In my trekking in this area of the city I’ve seen several newer homes with similar geometric designs and metallic looking materials.
Homeowner Charles Stuurop told me the house was completed in October 2011 after about 18 months of work. He described the house he tore down to build this one as a, “…two bedroom, one bath Dutch colonial with two spotty additions on it.”
Charles revealed to me that he created the unique design himself, “I’m originally from New York and always just been into architecture. When I bought the house originally, the first house, I always had the intent of tearing it down and building something new. It’s just kind of a collection of ideas I put together over the past 10 to 12 years.”
While non-traditional, the color scheme really appealed to me. Charles explained that the color combination was based on an old BMX bike he had in the 80s.
Charles said this house is about twice the size of the original Dutch colonial which he explained this way, “Plenty of kids now so we needed the room.”

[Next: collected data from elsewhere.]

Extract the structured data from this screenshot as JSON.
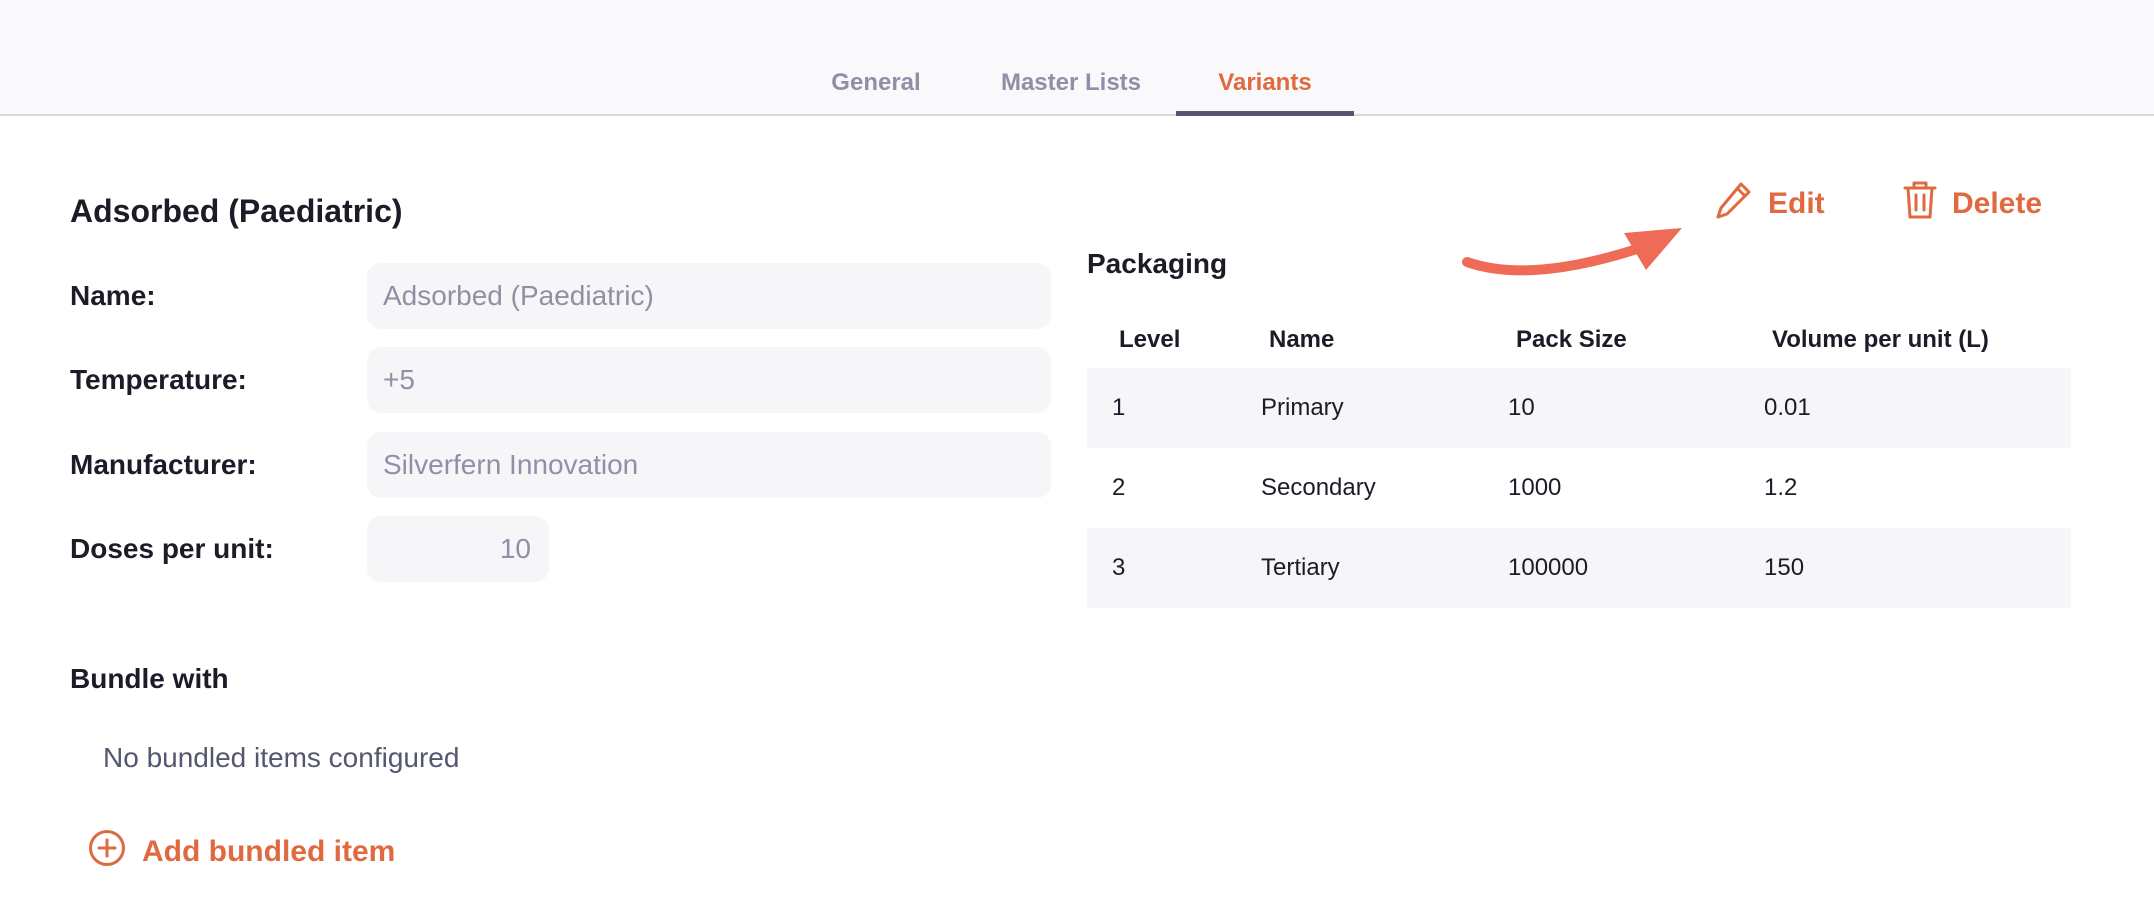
{
  "tabs": [
    {
      "label": "General",
      "active": false
    },
    {
      "label": "Master Lists",
      "active": false
    },
    {
      "label": "Variants",
      "active": true
    }
  ],
  "variant": {
    "title": "Adsorbed (Paediatric)",
    "fields": {
      "name_label": "Name:",
      "name_value": "Adsorbed (Paediatric)",
      "temperature_label": "Temperature:",
      "temperature_value": "+5",
      "manufacturer_label": "Manufacturer:",
      "manufacturer_value": "Silverfern Innovation",
      "doses_label": "Doses per unit:",
      "doses_value": "10"
    }
  },
  "bundle": {
    "title": "Bundle with",
    "empty_text": "No bundled items configured",
    "add_label": "Add bundled item"
  },
  "actions": {
    "edit_label": "Edit",
    "delete_label": "Delete"
  },
  "packaging": {
    "title": "Packaging",
    "headers": [
      "Level",
      "Name",
      "Pack Size",
      "Volume per unit (L)"
    ],
    "rows": [
      [
        "1",
        "Primary",
        "10",
        "0.01"
      ],
      [
        "2",
        "Secondary",
        "1000",
        "1.2"
      ],
      [
        "3",
        "Tertiary",
        "100000",
        "150"
      ]
    ]
  },
  "colors": {
    "accent": "#e0693f",
    "annotation_arrow": "#ef6b57",
    "tab_inactive": "#8f90a6",
    "tab_underline": "#555770",
    "input_bg": "#f6f6f9"
  }
}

Family friendly features Charles built into the home include entertainment, guest and playrooms on the lower level; a second floor laundry room near the bedrooms and an abundance of windows to make it easier for everyone to keep tabs on what’s going on outside.
And my favorite element, “We have rooftop patio with a green roof up there that is being grown, which you can get to from the master bedroom and at the same time too, the spiral stairs go up there.” While you wouldn’t have to worry about mosquitoes on the patio 25 feet up, migrating birds could be problematic.
Next stop…the western-most portion of Concordia University at Hamline and Concordia Avenues.
From Sea Foam Stadium it was only a three blocks to the worst sight I’ve seen since beginning Saint Paul By Bike.
While not Summit Avenue by a long shot (this part of Dayton Avenue is surrounded by a couple of shed-like warehouses, an auto salvage yard and a parking lot) I am astounded that a pile of debris this large was dumped here unseen and that no one has taken responsibility for its removal. I did let the city know about this pox on the area.
TAXI! This innocuous brick building behind the cabs at 1463 Marshall Avenue is St. Paul Yellow Taxi’s H.Q. Trivia: John D. Hertz, founded Yellow Cab Company in Chicago in the mid-1910s. The company name came from the color he had his cabs painted after conferring with experts at the University of Chicago.
Finally, as I neared home, I spied a woman and her two dogs in her Summit Avenue yard.
The take away from today’s ride-make a point of touring the Highland Park Water Tower during one of the two weekends it’s open. The views are fabulous, the history enlightening and the price is right.